Delegada foi barrada por estar sem máscara, alega loja da Zara; Polícia Civil investiga racismo

Loja afirma que repudia qualquer tipo de discriminação. Delegada relata que foi barrada por "questões de segurança"

Ana Paulo Barroso, delegada da polícia civil que foi vítima de racismo em loja de Fortaleza
Legenda: Ana Paula Barroso é diretora adjunta do Departamento de Proteção aos Grupos Vulneráveis (DPGV) da PCCE

A Zara afirmou nesta segunda-feira (20) que a abordagem à delegada Ana Paula Barroso em uma das unidades do empreendimento em um shopping de Fortaleza não foi racismo. Segundo a loja, o motivo foi a mulher estar sem máscara enquanto consumia um sorvete. 

Segundo Anna Nery, delegada da Delegacia de Defesa da Mulher (DDM) que investiga a possibilidade do crime de racismo, a vítima perguntou a um segurança se a razão para abordagem era o sorvete, mas não foi respondida. 

O Diário do Nordeste entrou em contato via telefone com uma fonte da empresa, que pontou que a loja repudia qualquer tipo de discriminação, além de destacar a diversidade do empreendimento.

Ana Paula Barroso é diretora-adjunta do Departamento de Proteção aos Grupos Vulneráveis (DPGV) da PC-CE, e denuncia que foi barrada com o argumento de "questões de segurança" não informadas a ela.

Entrega de filmagens 

Outro ponto contestado pela Zara é sobre a entrega das filmagens para a Polícia. Houve, conforme a reportagem apurou, demora por conta de trâmites internos, como o tamanho dos arquivos.

Em contraponto, por meio de nota divulgada no domingo (19) a PC-CE informou que a apreensão das imagens só foi necessária após a recusa da Zara em fornecer o material requisitado.

Inicialmente, com as apurações em andamento, as imagens do circuito de segurança foram pedidas, enquanto o retorno foi negado. 

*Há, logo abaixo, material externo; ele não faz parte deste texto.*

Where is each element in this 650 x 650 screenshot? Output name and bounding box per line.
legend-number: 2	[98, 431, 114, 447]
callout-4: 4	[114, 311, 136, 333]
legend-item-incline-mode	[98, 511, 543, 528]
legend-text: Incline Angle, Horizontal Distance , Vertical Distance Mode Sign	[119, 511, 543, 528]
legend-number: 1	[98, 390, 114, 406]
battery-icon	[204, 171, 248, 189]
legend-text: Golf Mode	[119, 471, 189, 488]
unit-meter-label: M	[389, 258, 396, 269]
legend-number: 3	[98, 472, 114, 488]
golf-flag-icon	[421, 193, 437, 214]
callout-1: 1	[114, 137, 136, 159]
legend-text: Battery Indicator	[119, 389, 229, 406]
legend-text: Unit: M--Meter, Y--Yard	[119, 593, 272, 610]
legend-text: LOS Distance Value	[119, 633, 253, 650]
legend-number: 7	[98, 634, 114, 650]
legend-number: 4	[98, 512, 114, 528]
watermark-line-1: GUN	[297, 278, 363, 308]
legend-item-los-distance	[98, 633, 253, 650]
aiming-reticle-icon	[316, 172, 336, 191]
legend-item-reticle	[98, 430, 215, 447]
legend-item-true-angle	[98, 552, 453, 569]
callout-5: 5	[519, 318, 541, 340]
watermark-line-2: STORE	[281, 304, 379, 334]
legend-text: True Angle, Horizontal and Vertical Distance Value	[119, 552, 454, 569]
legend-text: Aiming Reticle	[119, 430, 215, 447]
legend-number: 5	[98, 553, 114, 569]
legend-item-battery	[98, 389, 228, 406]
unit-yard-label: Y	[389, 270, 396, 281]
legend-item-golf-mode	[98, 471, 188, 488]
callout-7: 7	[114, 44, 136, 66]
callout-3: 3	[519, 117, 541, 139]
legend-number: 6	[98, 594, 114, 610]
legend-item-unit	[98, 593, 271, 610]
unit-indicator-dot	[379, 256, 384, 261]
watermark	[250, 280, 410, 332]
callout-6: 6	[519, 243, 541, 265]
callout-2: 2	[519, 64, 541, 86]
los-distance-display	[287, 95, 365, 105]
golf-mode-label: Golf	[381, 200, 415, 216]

Por conta da negativa alegada pela PC-CE, foi feita uma representação pelo mandado de busca e apreensão junto ao Poder Judiciário. 

A delegada Anna Nery aponta que, nos dois primeiros ofícios enviados à loja para a requisição das imagens do circuito interno, a administração alegou que iria consultar a assessoria jurídica. 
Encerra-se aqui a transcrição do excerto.